Patient-derived explants (PDEs) as a powerful preclinical platform for anti-cancer drug and biomarker discovery

Abstract

Preclinical models that can accurately predict outcomes in the clinic are much sought after in the field of cancer drug discovery and development. Existing models such as organoids and patient-derived xenografts have many advantages, but they suffer from the drawback of not contextually preserving human tumour architecture. This is a particular problem for the preclinical testing of immunotherapies, as these agents require an intact tumour human-specific microenvironment for them to be effective. In this review, we explore the potential of patient-derived explants (PDEs) for fulfilling this need. PDEs involve the ex vivo culture of fragments of freshly resected human tumours that retain the histological features of original tumours. PDE methodology for anti-cancer drug testing has been in existence for many years, but the platform has not been widely adopted in translational research facilities, despite strong evidence for its clinical predictivity. By modifying PDE endpoint analysis to include the spatial profiling of key biomarkers by using multispectral imaging, we argue that PDEs offer many advantages, including the ability to correlate drug responses with tumour pathology, tumour heterogeneity and changes in the tumour microenvironment. As such, PDEs are a powerful model of choice for cancer drug and biomarker discovery programmes.

Fig. 1. Available preclinical cancer models.

In vitro and in vivo approaches generally involve deconstruction of the original tumours, and in some cases, reconstruction for subsequent assessment of drug responses, although patient-derived xenograft (PDX) models can preserve the integrity of original tumours following immediate transfer. Ex vivo approaches such as patient-derived explant (PDE) models assess drug responses directly in tumour samples obtained fresh from surgery without deconstruction/reconstruction. The schematic shows the cell types available for derivation and use in each model system.

Fig. 2. Timeline indicating the historical development of patient-derived explant cultures.

HDRA histoculture drug response assay, PD pharmacodynamic, MTT 3-(4,5-dimethylthiazol-2-yl)-2,5-diphenyltetrazolium bromide, PDEs patient-derived explants, mIF multi-immunofluorescence, TME tumour microenvironment, ICI immune-checkpoint inhibitor.

Fig. 3. Workflow for PDE culture showing multiplexed immunofluorescence outputs and assessment of drug responses in PDEs.
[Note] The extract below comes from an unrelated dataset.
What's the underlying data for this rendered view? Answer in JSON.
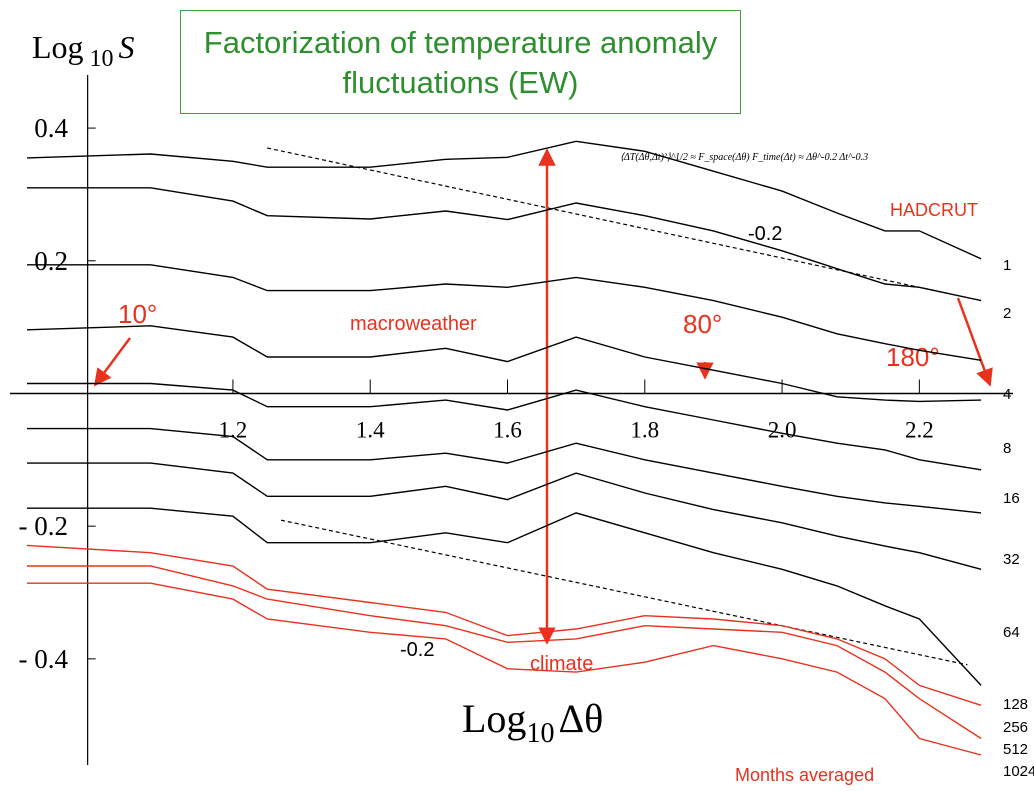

a shows the method for tissue processing, b shows the staining and scanning method and c shows the analysis workflow. In c, the image on the top left shows merged multi-immunofluorescence (mIF) staining of a non-small-cell lung cancer (NSCLC) explant with Ki67, cPARP, pan-cytokeratin and DAPI. The application of the tumour mask (middle) and digitisation of the image (right) allows segregation of staining in the tumour and stroma. The graphs at the bottom depict four quadrants showing % proliferation (Ki67) and % cell death (cPARP) in the stroma and tumour for the NSCLC PDEs treated with vehicle control, cisplatin (CDDP) or experimental Drug X. The PDEs were more responsive to Drug X when compared with cisplatin in both tumour and stroma tissue. Each point represents one PDE with boxplots displaying the first and third quartile (hinges), and median (centre line) with error bars representing the range no further than 1.5× IQR (interquartile range). Significance bars indicate P < 0.05 according to the Kruskal–Wallis test. The findings in this Figure are the authors’ unpublished original data.

Fig. 4. Multiplexed immunofluorescence.

a A section of a PDE stained with DAPI as well as antibodies specific for immune cell markers (CD4, CD8, CD68 and FOXP3), PD-L1 and pan-cytokeratin followed by TSA-based fluorescent labelling is shown. This method allows for the characterisation of immune-cell subsets in the tumour microenvironment. b Measurement of inter-cell distances in PDEs pre- and post drug treatment. In this example, a melanoma PDE is analysed pre- and post-treatment with the anti-PD1 immunotherapy Nivolumab. To analyse inter-cell distances, PDEs are first stained with relevant cell markers such as tumour or immune-cell subsets followed by digital scanning of images (1). Cells are then identified and phenotyped using Inform software, and distances calculated using the R programming environment (2). The example shown in the histogram (3), indicates increased distance between CD8⁺ effector T cells and CD4⁺FOXP3⁺ regulatory T cells (Tregs) following Nivolumab treatment, confirming on-target effects of this anti-PD1 immunotherapy within the PDE. These images are the authors’ unpublished original data.